Unclear Words, Clear Intent: Tenth Circuit Revives Extraterritorial Application of Federal Securities Laws

Recently, in SEC v. Scoville, the U.S. Court of Appeals for the Tenth Circuit held that the Dodd-Frank Act authorized extraterritorial enforcement of federal securities laws’ antifraud provisions by the government. This case is particularly notable in that it is the first circuit court case to clarify the ambiguous relationship between the Supreme Court’s rejection of extraterritorial application in Morrison v. National Australia Bank and the Dodd-Frank Act Section 929P(b)’s embrace of extraterritorial application.

Background

Until 2010, courts around the country, following the Second Circuit’s lead, typically used the “conduct and effects test” in determining extraterritorial application of the antifraud provisions of the federal securities laws. Under this test, if the fraudulent conduct occurred in the U.S. or had substantial effect in the U.S. or upon American citizens, the antifraud provisions applied.

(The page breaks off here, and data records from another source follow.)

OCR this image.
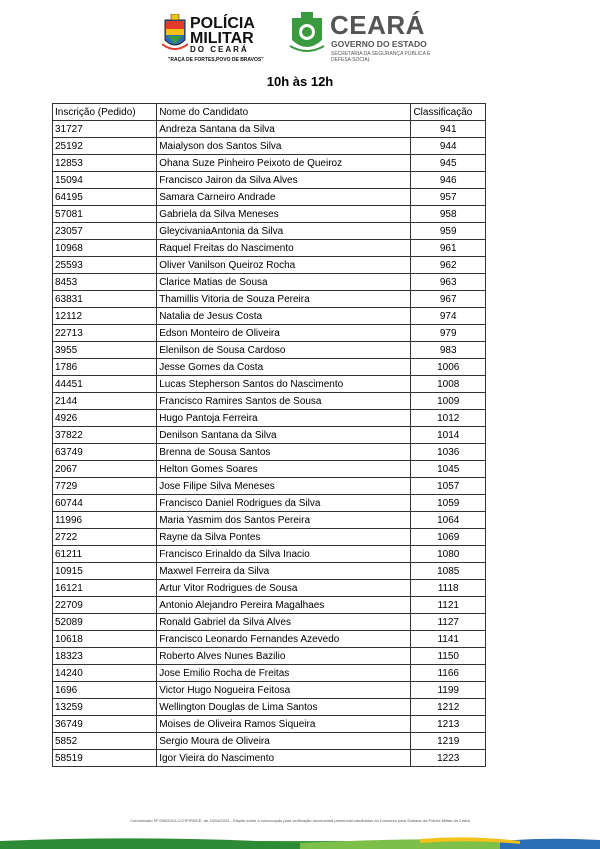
POLÍCIA
MILITAR
DO CEARÁ
"RAÇA DE FORTES,POVO DE BRAVOS"
CEARÁ
GOVERNO DO ESTADO
SECRETARIA DA SEGURANÇA PÚBLICA E DEFESA SOCIAL
10h às 12h
Inscrição (Pedido)	Nome do Candidato	Classificação
31727	Andreza Santana da Silva	941
25192	Maialyson dos Santos Silva	944
12853	Ohana Suze Pinheiro Peixoto de Queiroz	945
15094	Francisco Jairon da Silva Alves	946
64195	Samara Carneiro Andrade	957
57081	Gabriela da Silva Meneses	958
23057	GleycivaniaAntonia da Silva	959
10968	Raquel Freitas do Nascimento	961
25593	Oliver Vanilson Queiroz Rocha	962
8453	Clarice Matias de Sousa	963
63831	Thamillis Vitoria de Souza Pereira	967
12112	Natalia de Jesus Costa	974
22713	Edson Monteiro de Oliveira	979
3955	Elenilson de Sousa Cardoso	983
1786	Jesse Gomes da Costa	1006
44451	Lucas Stepherson Santos do Nascimento	1008
2144	Francisco Ramires Santos de Sousa	1009
4926	Hugo Pantoja Ferreira	1012
37822	Denilson Santana da Silva	1014
63749	Brenna de Sousa Santos	1036
2067	Helton Gomes Soares	1045
7729	Jose Filipe Silva Meneses	1057
60744	Francisco Daniel Rodrigues da Silva	1059
11996	Maria Yasmim dos Santos Pereira	1064
2722	Rayne da Silva Pontes	1069
61211	Francisco Erinaldo da Silva Inacio	1080
10915	Maxwel Ferreira da Silva	1085
16121	Artur Vitor Rodrigues de Sousa	1118
22709	Antonio Alejandro Pereira Magalhaes	1121
52089	Ronald Gabriel da Silva Alves	1127
10618	Francisco Leonardo Fernandes Azevedo	1141
18323	Roberto Alves Nunes Bazilio	1150
14240	Jose Emilio Rocha de Freitas	1166
1696	Victor Hugo Nogueira Feitosa	1199
13259	Wellington Douglas de Lima Santos	1212
36749	Moises de Oliveira Ramos Siqueira	1213
5852	Sergio Moura de Oliveira	1219
58519	Igor Vieira do Nascimento	1223
Comunicado Nº 098/2024-CCOP/PMCE, de 15/04/2024 - Dispõe sobre a convocação para verificação documental presencial candidatos do Concurso para Soldado da Polícia Militar do Ceará
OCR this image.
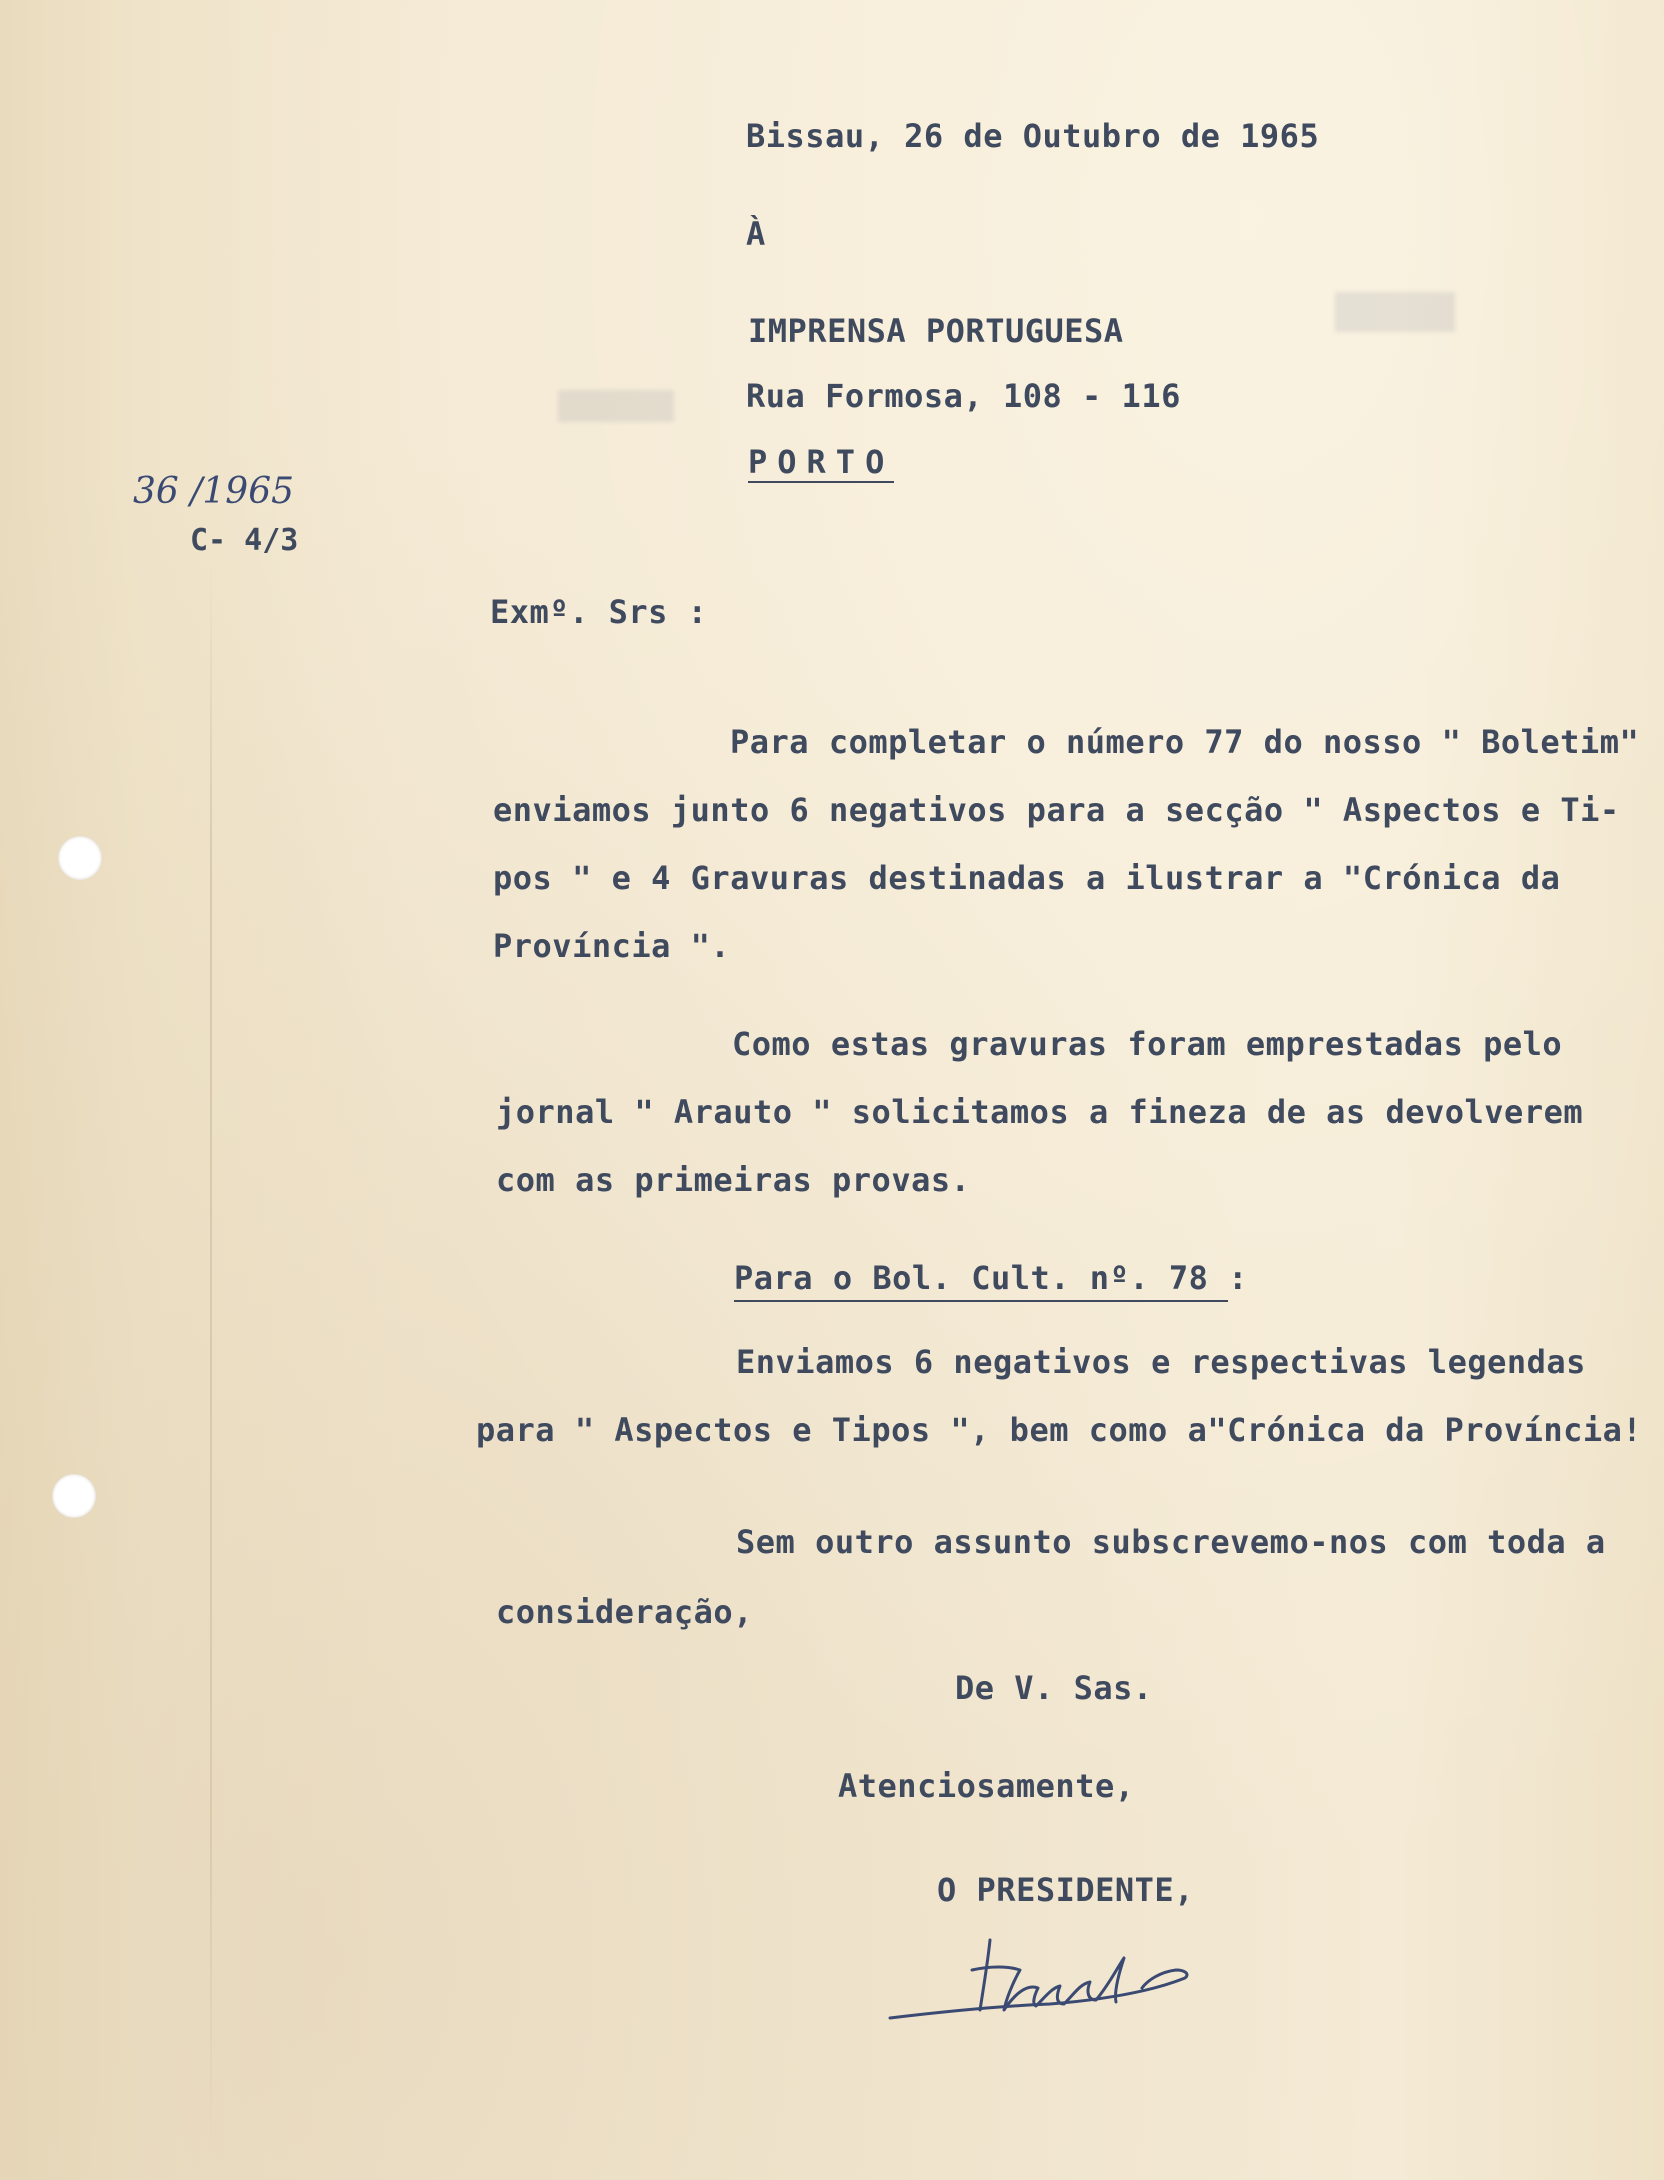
Bissau, 26 de Outubro de 1965

À

IMPRENSA PORTUGUESA

Rua Formosa, 108 - 116

PORTO

36 /1965

C- 4/3

Exmº. Srs :

Para completar o número 77 do nosso " Boletim"

enviamos junto 6 negativos para a secção " Aspectos e Ti-

pos " e 4 Gravuras destinadas a ilustrar a "Crónica da

Província ".

Como estas gravuras foram emprestadas pelo

jornal " Arauto " solicitamos a fineza de as devolverem

com as primeiras provas.

Para o Bol. Cult. nº. 78 :

Enviamos 6 negativos e respectivas legendas

para " Aspectos e Tipos ", bem como a"Crónica da Província!

Sem outro assunto subscrevemo-nos com toda a

consideração,

De V. Sas.

Atenciosamente,

O PRESIDENTE,
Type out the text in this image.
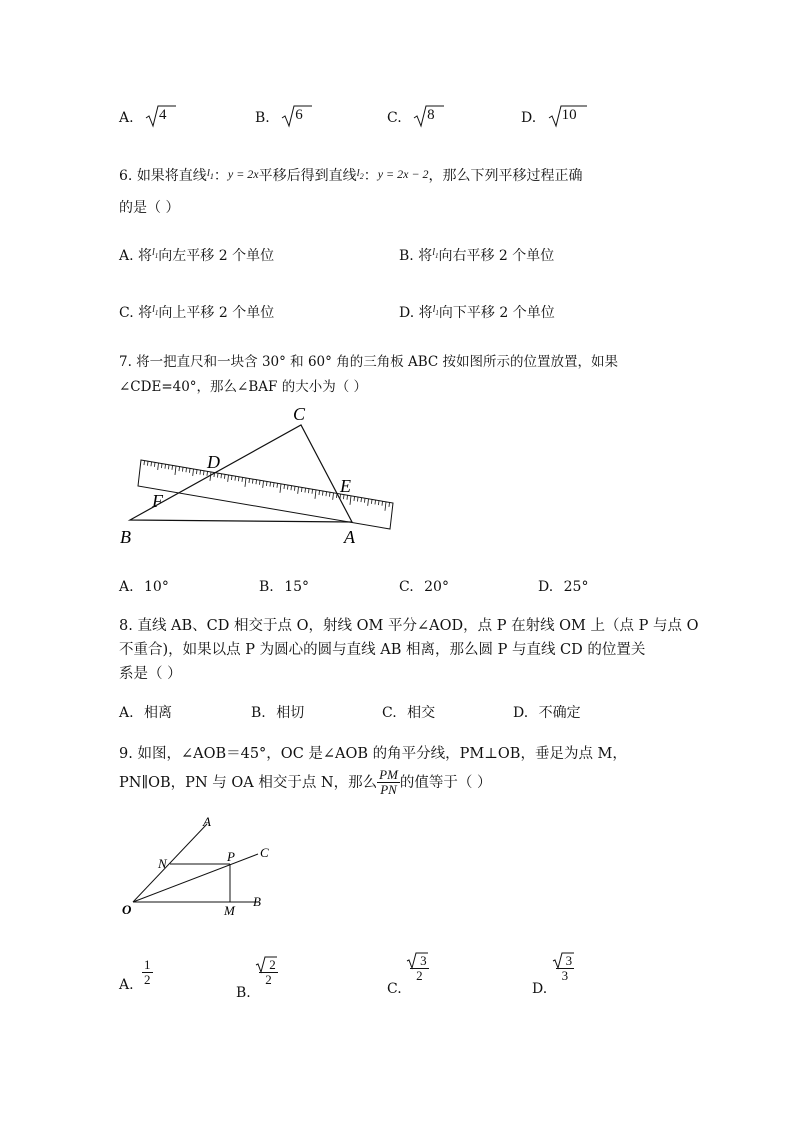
A. 4	B. 6	C. 8	D. 10
6. 如果将直线$^{l_1}$：y = 2x平移后得到直线$^{l_2}$：y = 2x − 2，那么下列平移过程正确
的是（ ）
A. 将$^{l_1}$向左平移 2 个单位	B. 将$^{l_1}$向右平移 2 个单位
C. 将$^{l_1}$向上平移 2 个单位	D. 将$^{l_1}$向下平移 2 个单位
7. 将一把直尺和一块含 30° 和 60° 角的三角板 ABC 按如图所示的位置放置，如果
∠CDE=40°，那么∠BAF 的大小为（ ）
C
D
E
F
B	A
A. 10°	B. 15°	C. 20°	D. 25°
8. 直线 AB、CD 相交于点 O，射线 OM 平分∠AOD，点 P 在射线 OM 上（点 P 与点 O
不重合)，如果以点 P 为圆心的圆与直线 AB 相离，那么圆 P 与直线 CD 的位置关
系是（ ）
A. 相离	B. 相切	C. 相交	D. 不确定
9. 如图，∠AOB＝45°，OC 是∠AOB 的角平分线，PM⊥OB，垂足为点 M，
PN∥OB，PN 与 OA 相交于点 N，那么 $\frac{PM}{PN}$ 的值等于（ ）
A
C
N	P
O	M
B
A. $\frac{1}{2}$
B.
$\frac{2}{2}$
C.
$\frac{3}{2}$
D.
$\frac{3}{3}$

In June 2010, in Morrison v. National Australia Bank, the Supreme Court expressly rejected this conduct and effects test. Holding that the presumption against extraterritoriality applied, the Supreme Court held that (1) whether the antifraud provisions apply extraterritorially is not a subject matter jurisdiction question but a merits question and (2) the antifraud provisions apply only to “transactions in securities listed on domestic exchanges and domestic transactions in other securities,” adopting the so-called “transaction test.”

Less than a month later, in July 2010, Section 929P(b) of the Dodd-Frank Act appeared to partially override Morrison. It provided that the U.S. federal courts “have jurisdiction” over SEC and Justice Department actions alleging violation of the antifraud provisions of the federal securities laws, as long as the violation involves “conduct within the United States that constitutes significant steps in furtherance of the violation” or “conduct occurring outside the United States that has a foreseeable substantial effect within the United States.” Thus, at least for SEC and Justice Department actions, the Dodd-Frank Act appeared to revive the conduct and effects test.

Confusion between Morrison and the Dodd-Frank Act

However, what appeared to be a straightforward legislative override turned out not to be so straightforward. Since Morrison specified that the question of extraterritorial application of the federal securities laws is not one of subject matter jurisdiction but one of merits, and Section 929P(b) only touched on “jurisdiction,” it was unclear whether Section 929P(b) actually overrides Morrison.

SEC v. Scoville

In SEC v. Scoville, the Tenth Circuit clarified this relationship between Morrison and Section 929P(b) of the Dodd-Frank Act and held that Section 929P(b) does indeed revive the conduct and effects test. The Tenth Circuit held that while the words used in Section 929P(b) may be less than precise, the Congressional intent for extraterritorial application is clear. The court attributed the wording of Section 929P(b) to the fact that Morrison (and its holding on the merits question vs. the subject matter jurisdiction question) was issued only days before the final version of the Dodd-Frank Act.

Scoville thus clarifies that the landscape of extraterritorial application of the antifraud provisions is now a bifurcated one. For private actions, the transaction test still applies. On the other hand, for actions brought by the SEC or the Justice Department, the world is mostly back to early 2010, pre-Morrison, with a tweaked version of conduct and effects test.